The village blacksmith Clarence helped to extinguish the blaze with a Smith Indian backpack fire pump. Clarence, a barterer who dabbled as a gentleman farmer, coveted Bonnie.
“Would you trade that dog for a scythe and a rebuilt hay-rig?” he queried.
Startled by the preposterous offer, grandfather nearly choked on his plug of chewing tobacco. He thanked Clarence for his help, turned and walked into the milking parlor.
In the spring of 1948, Bonnie arrived on the Yeaton farm as a sickly litter runt.
Lucille placed the puppy on a horsehair blanket behind the Home Clarion wood cookstove, and fed her bottled goat’s milk. Bonnie’s health deteriorated. At wit’s end, grandmother added the moribund puppy to a sow’s litter of newborn piglets and hoped for the best.
“We’ll know by morning if the sow adopts Bonnie,” she sighed.
For a week the pup seemed not to take a breath suckling a hind teat alongside six nursing piglets. Bonnie’s weight quadrupled in the care of a 300-pound surrogate mother. Optimism, however, was dampened by unanswerable questions: Had she imprinted to the pigs? Was her social and physical development compromised? As Bonnie grew, she repaid my grandparents’ faith by becoming a tireless worker and a loyal family dog.
One hot summer day in 1958, she demonstrated her mettle as a trustworthy watchdog. During a hay harvest break, my 6-year-old twin waded into the Sandy River and was swept away by its strong current. Mother dove in but could not swim well enough to rescue him.

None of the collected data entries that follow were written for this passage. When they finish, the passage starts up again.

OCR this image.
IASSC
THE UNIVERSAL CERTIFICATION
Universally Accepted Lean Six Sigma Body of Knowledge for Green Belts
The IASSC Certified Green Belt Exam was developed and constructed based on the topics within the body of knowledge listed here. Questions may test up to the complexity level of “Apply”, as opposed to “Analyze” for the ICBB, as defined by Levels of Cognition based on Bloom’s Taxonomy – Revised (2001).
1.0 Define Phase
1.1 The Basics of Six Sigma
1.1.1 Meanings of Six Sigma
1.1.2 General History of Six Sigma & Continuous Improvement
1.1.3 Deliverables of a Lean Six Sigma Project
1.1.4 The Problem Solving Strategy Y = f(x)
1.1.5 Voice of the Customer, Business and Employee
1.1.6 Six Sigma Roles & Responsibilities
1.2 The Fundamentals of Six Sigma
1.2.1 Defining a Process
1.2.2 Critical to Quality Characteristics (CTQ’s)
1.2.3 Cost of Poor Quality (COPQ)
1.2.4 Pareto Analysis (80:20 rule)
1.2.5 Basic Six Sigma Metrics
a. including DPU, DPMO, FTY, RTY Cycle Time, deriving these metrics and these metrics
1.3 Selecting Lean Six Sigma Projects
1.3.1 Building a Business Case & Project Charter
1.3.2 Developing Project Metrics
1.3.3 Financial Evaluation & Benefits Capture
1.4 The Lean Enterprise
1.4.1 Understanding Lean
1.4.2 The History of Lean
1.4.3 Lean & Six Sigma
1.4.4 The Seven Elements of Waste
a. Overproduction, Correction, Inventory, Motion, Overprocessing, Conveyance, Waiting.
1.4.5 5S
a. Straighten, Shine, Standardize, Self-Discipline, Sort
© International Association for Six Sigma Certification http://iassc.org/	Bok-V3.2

Bonnie calculated the current would carry Don past a gravel bar 300 feet downriver, which is where she sprinted, jumped in the water and dragged him ashore with her jaws clenching his shirt.
The following morning Bonnie sensed what my family knew: Don was traumatized. She and grandfather lifted his spirits in the cow barn. Florian sat on a squat three-legged stool facing a Jersey cow’s udder. Bonnie and two barn cats took their customary milking hour seats near him. Florian squeezed a teat and sent streams of milk arcing through the air, splattering the faces of Bonnie and the cats. Watching them lick milk from whiskers and noses was therapeutic for my brother. He laughed and cried uncontrollably, and he embraced Bonnie. She had prevented his drowning the previous day; that morning she breathed life back into him.

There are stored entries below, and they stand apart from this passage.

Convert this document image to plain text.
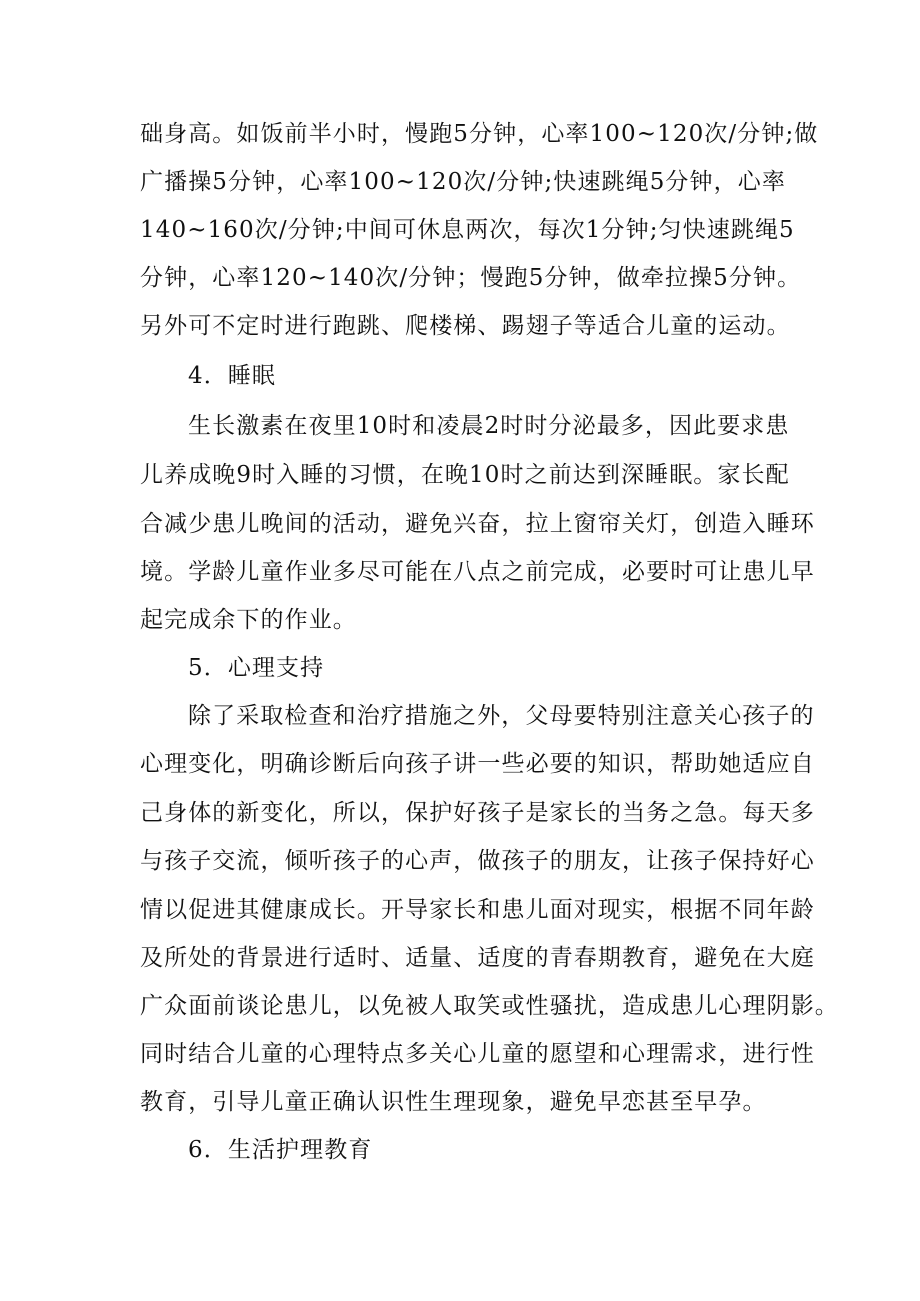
础身高。如饭前半小时，慢跑5分钟，心率100~120次/分钟;做
广播操5分钟，心率100~120次/分钟;快速跳绳5分钟，心率
140~160次/分钟;中间可休息两次，每次1分钟;匀快速跳绳5
分钟，心率120~140次/分钟；慢跑5分钟，做牵拉操5分钟。
另外可不定时进行跑跳、爬楼梯、踢翅子等适合儿童的运动。
4．睡眠
生长激素在夜里10时和凌晨2时时分泌最多，因此要求患
儿养成晚9时入睡的习惯，在晚10时之前达到深睡眠。家长配
合减少患儿晚间的活动，避免兴奋，拉上窗帘关灯，创造入睡环
境。学龄儿童作业多尽可能在八点之前完成，必要时可让患儿早
起完成余下的作业。
5．心理支持
除了采取检查和治疗措施之外，父母要特别注意关心孩子的
心理变化，明确诊断后向孩子讲一些必要的知识，帮助她适应自
己身体的新变化，所以，保护好孩子是家长的当务之急。每天多
与孩子交流，倾听孩子的心声，做孩子的朋友，让孩子保持好心
情以促进其健康成长。开导家长和患儿面对现实，根据不同年龄
及所处的背景进行适时、适量、适度的青春期教育，避免在大庭
广众面前谈论患儿，以免被人取笑或性骚扰，造成患儿心理阴影。
同时结合儿童的心理特点多关心儿童的愿望和心理需求，进行性
教育，引导儿童正确认识性生理现象，避免早恋甚至早孕。
6．生活护理教育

In April 1962, cancer stole Bonnie’s life. When her vomiting, diarrhea, panting and pain seemed unending, a veterinarian arrived at the farmhouse one evening to administer euthanasia. The task completed, the vet refused payment. My poor and grateful grandparents sent him home with four Mason pint jars of raspberry jam, two quart jars of maple syrup, a dozen yeast rolls, a dozen farm fresh eggs and a 1-pound block of their hand-churned bright yellow butter.
Grandfather wrapped Bonnie in the blanket she’d slept on since puppyhood. Using a pickaxe and shovel, he buried her by moonlight in the apple orchard. It was her favorite place on the farm. He spent the night awake in a rocking chair, mostly giving thanks to a grand companion that had protected his family and livestock from a marauding bear, a rabid fox, a barn fire and the near drowning of a grandchild. The following morning, Grammy said he should also have thanked Bonnie for listening to his weekly complaints about weather and stagnant milk prices.
That day’s rain was fitting as my siblings and I visited the gravesite. During supper, my heartbroken 5-year-old sister Gale said little and ate nothing. As the table was cleared, she carried her plate behind the wood cookstove and dumped its contents into Bonnie’s bowl.
“Since Boo (my sister’s name for Bonnie) will be going to heaven,” Gale announced, “she’ll need a full tummy.”
Much to her delight, the bowl was empty in the morning.
Ron Joseph is a retired Maine wildlife biologist. Several of his stories have appeared in Down East magazine. He lives in Waterville.